The fourth part was edited by Aemilius L. Richter, Antiqua canonum collectio qua in libris de synodalibus causis compilandis usus est Regino Prumiensis, Marburg 1844. Transcriptions of all four books (Book 1 based on the Stuttgart manuscript; Books 2-4 based on the Oxford manuscript) as well as draft editions of the exordium and Bok 1 have been provided by Michael D. Elliot. For an exhaustive study see Kerff, Der Quadripartitus.

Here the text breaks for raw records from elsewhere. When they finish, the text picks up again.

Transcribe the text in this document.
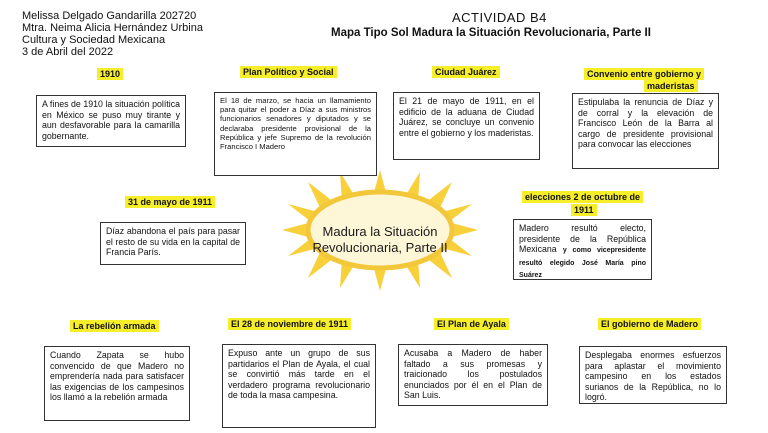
Melissa Delgado Gandarilla 202720
Mtra. Neima Alicia Hernández Urbina
Cultura y Sociedad Mexicana
3 de Abril del 2022
ACTIVIDAD B4
Mapa Tipo Sol Madura la Situación Revolucionaria, Parte II
Madura la Situación
Revolucionaria, Parte II
1910
A fines de 1910 la situación política en México se puso muy tirante y aun desfavorable para la camarilla gobernante.
Plan Político y Social
El 18 de marzo, se hacia un llamamiento para quitar el poder a Díaz a sus ministros funcionarios senadores y diputados y se declaraba presidente provisional de la República y jefe Supremo de la revolución Francisco I Madero
Ciudad Juárez
El 21 de mayo de 1911, en el edificio de la aduana de Ciudad Juárez, se concluye un convenio entre el gobierno y los maderistas.
Convenio entre gobierno y
maderistas
Estipulaba la renuncia de Díaz y de corral y la elevación de Francisco León de la Barra al cargo de presidente provisional para convocar las elecciones
31 de mayo de 1911
Díaz abandona el país para pasar el resto de su vida en la capital de Francia París.
elecciones 2 de octubre de
1911
Madero resultó electo, presidente de la República Mexicana y como vicepresidente resultó elegido José María pino Suárez
La rebelión armada
Cuando Zapata se hubo convencido de que Madero no emprendería nada para satisfacer las exigencias de los campesinos los llamó a la rebelión armada
El 28 de noviembre de 1911
Expuso ante un grupo de sus partidarios el Plan de Ayala, el cual se convirtió más tarde en el verdadero programa revolucionario de toda la masa campesina.
El Plan de Ayala
Acusaba a Madero de haber faltado a sus promesas y traicionado los postulados enunciados por él en el Plan de San Luis.
El gobierno de Madero
Desplegaba enormes esfuerzos para aplastar el movimiento campesino en los estados surianos de la República, no lo logró.
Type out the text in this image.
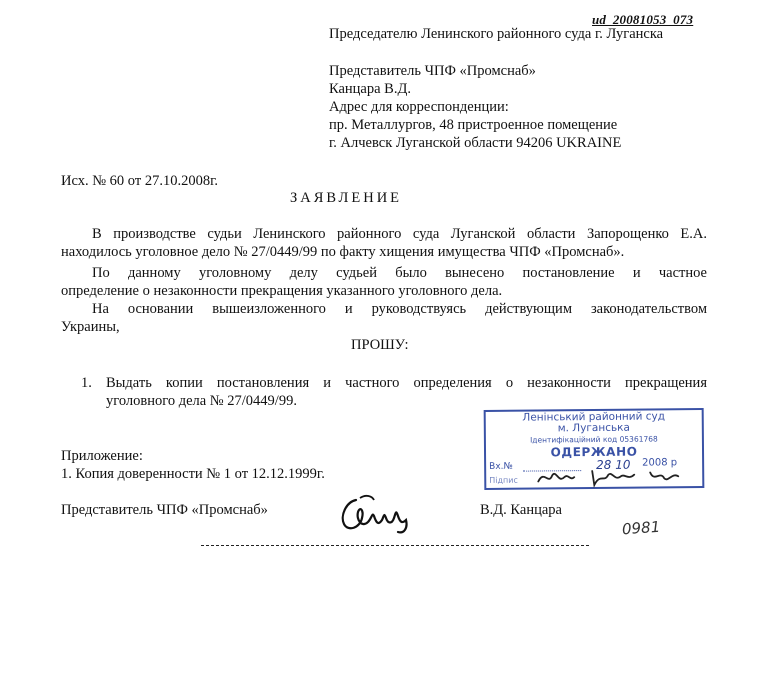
ud_20081053_073
Председателю Ленинского районного суда г. Луганска
Представитель ЧПФ «Промснаб»
Канцара В.Д.
Адрес для корреспонденции:
пр. Металлургов, 48 пристроенное помещение
г. Алчевск Луганской области 94206 UKRAINE
Исх. № 60 от 27.10.2008г.
ЗАЯВЛЕНИЕ
В производстве судьи Ленинского районного суда Луганской области Запорощенко Е.А.
находилось уголовное дело № 27/0449/99 по факту хищения имущества ЧПФ «Промснаб».
По данному уголовному делу судьей было вынесено постановление и частное
определение о незаконности прекращения указанного уголовного дела.
На основании вышеизложенного и руководствуясь действующим законодательством
Украины,
ПРОШУ:
1. Выдать копии постановления и частного определения о незаконности прекращения
уголовного дела № 27/0449/99.
Приложение:
1. Копия доверенности № 1 от 12.12.1999г.
Представитель ЧПФ «Промснаб»	В.Д. Канцара
Ленінський районний суд
м. Луганська
Ідентифікаційний код 05361768
ОДЕРЖАНО
Вх.№	28 10 2008 р
Підпис
0981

Kerff published an analysis of the collection, but the incipit-explicit list does not correspond to the beginning and end of the canons in the Quadripartitus, but rather to the beginning and end of the citations from the material sources. – For the use of the Quadripartitus in the copy of the Collectio Brugensis in the Ms London and in the Ms Vat. lat. 3830, see Rudolf Pokorny, Eine Kurzform der Konzilskanones von Trosly (909): Zur Reformgesetzgebung in der ausgehenden Karolingerzeit, DA 42 (1986), pp. 118–144, esp. 125 n. 30. – For the use of the Quadripartitus in the Ms Cambridge, Corpus Christi College 442, see Brett, Urban II, p. 44 n. 56. – Kéry, Collections p. 167–169.